Le timing était le fruit du hasard. Mais c’est en pleine tourmente diplomatique entre les Etats-Unis et Israel que Richard Prasquier est venu à New York. « Ma réaction personnelle ? J’ai été surpris par la réaction très dure des Etats-Unis», a déclaré le président du Conseil représentatif des institutions juives de France lors d’une rencontre avec la presse au Consulat Général de France. L’annonce par l’Etat hébreu la semaine dernière d’un projet de colonisation pendant la visite du vice-président américain Joe Biden a déclenché la plus grande crise entre les deux alliés depuis des décénnies. «Affaiblir Israel est affaiblir le processus de paix», a-t-il aussi ajouté.

Lors d’un dialogue avec David Harris, directeur de l’American Jewish Committee devant une salle comble du Consulat, Richard Prasquier a déploré “le nombre croissant d’actes antisémites en France, environ 800 en 2009 contre à peu près 400 en 2008”, soulignant que la poussée des actes antisémites en 2009 a  coïncidé avec le début de l’opération militaire israélienne à Gaza. “Un nouvel antisémitisme a émergé en France avec la seconde Intifada en 2000″ a-t-il noté. “Il y a une convergence de l’antisémitisme traditionnel d’extrême droite avec un nouvel antisémitisme d’extrême gauche.” Mais, a-t-il ajouté: “On ne voit pas de discrimination contre les Juifs en France.

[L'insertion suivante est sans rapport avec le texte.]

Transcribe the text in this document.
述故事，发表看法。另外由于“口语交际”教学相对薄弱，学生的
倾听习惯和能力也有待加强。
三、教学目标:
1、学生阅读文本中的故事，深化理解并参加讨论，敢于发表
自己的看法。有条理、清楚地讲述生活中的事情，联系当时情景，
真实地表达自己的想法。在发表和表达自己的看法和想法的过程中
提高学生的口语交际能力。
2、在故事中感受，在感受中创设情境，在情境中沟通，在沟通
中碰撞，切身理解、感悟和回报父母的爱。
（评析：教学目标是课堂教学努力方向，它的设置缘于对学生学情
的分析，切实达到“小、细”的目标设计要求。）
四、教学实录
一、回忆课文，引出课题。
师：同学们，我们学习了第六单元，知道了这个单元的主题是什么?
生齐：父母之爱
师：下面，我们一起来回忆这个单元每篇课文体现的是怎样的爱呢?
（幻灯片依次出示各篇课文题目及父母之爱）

Si votre nom est Mustafah, vous aurez plus de mal à trouver du travail que si vous avez un nom juif.”

Si les Etats-Unis et la France comptent les deux plus grandes communautés juives hors d’Israel, la communauté en France est beaucoup plus petite avec 600 000 personnes (1% de la population). « Il y a des différences majeures entre la communauté juive de France et celle des Etats-Unis» explique Richard Prasquier. Au nombre de ces différences: un Etat français séculier, le fait que la communauté juive de France vienne en majorité d’Afrique du Nord (et davantage d’Europe de l’Est aux Etats-Unis). “Les cultures sont différentes. L’attachement à la religion est plus fort.” Enfin,  «le système politique est différent donc le système de plaidoyer est différent : nous n’avons pas le même équilibre des pouvoirs aux Etats-Unis et en France[…] Ici le vote d’un sénateur du Wyoming aura un impact sur le monde juif.  En France, le processus de décision est limité à un plus petit nombre de gens, essentiellement le président et il y a une discipline de vote [au sein des partis]. Cela n’est pas pertinent d’avoir un lobby comme l’AIPAC. C’est plus subtil. Nous avons des relations.”

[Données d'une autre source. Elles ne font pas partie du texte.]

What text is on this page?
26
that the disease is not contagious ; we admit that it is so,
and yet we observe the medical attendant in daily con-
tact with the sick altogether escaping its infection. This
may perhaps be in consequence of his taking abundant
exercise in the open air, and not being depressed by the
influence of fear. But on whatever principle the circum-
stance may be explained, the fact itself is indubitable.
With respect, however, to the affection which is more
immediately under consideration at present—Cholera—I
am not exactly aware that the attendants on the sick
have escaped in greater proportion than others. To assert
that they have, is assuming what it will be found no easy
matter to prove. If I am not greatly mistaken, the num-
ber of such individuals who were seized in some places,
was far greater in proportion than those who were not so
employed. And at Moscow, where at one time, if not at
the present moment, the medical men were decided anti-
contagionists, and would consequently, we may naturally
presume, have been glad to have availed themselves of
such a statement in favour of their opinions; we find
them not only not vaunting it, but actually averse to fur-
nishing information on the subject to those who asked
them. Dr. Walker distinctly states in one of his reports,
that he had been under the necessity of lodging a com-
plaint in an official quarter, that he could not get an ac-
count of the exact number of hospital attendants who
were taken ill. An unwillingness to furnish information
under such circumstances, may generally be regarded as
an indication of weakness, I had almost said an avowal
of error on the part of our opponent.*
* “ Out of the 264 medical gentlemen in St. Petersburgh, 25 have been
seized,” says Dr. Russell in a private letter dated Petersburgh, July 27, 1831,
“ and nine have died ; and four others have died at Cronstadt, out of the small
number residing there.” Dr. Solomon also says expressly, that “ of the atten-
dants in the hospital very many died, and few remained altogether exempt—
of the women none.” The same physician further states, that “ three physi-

“Il y a pas mal de jeunes Juifs français qui font des études aux Etats-Unis”, explique-t-il à French Morning. “Globalement, les Juifs sont interessés d’avoir des expériences étrangères dont les Etats-Unis.” Richard Prasquier qui est médecin-cardiologue a quant à lui passé un an comme médecin à San Francisco en 1974, « une superbe époque». A un Américain qui demandait si la communauté juive française “diminuait”, et s’il pensait que la crainte les poussait à partir de France, Richard Prasquier a répondu : “Non, ceux qui vont à Miami, New York ou Montréal partent pour d’autres raisons.”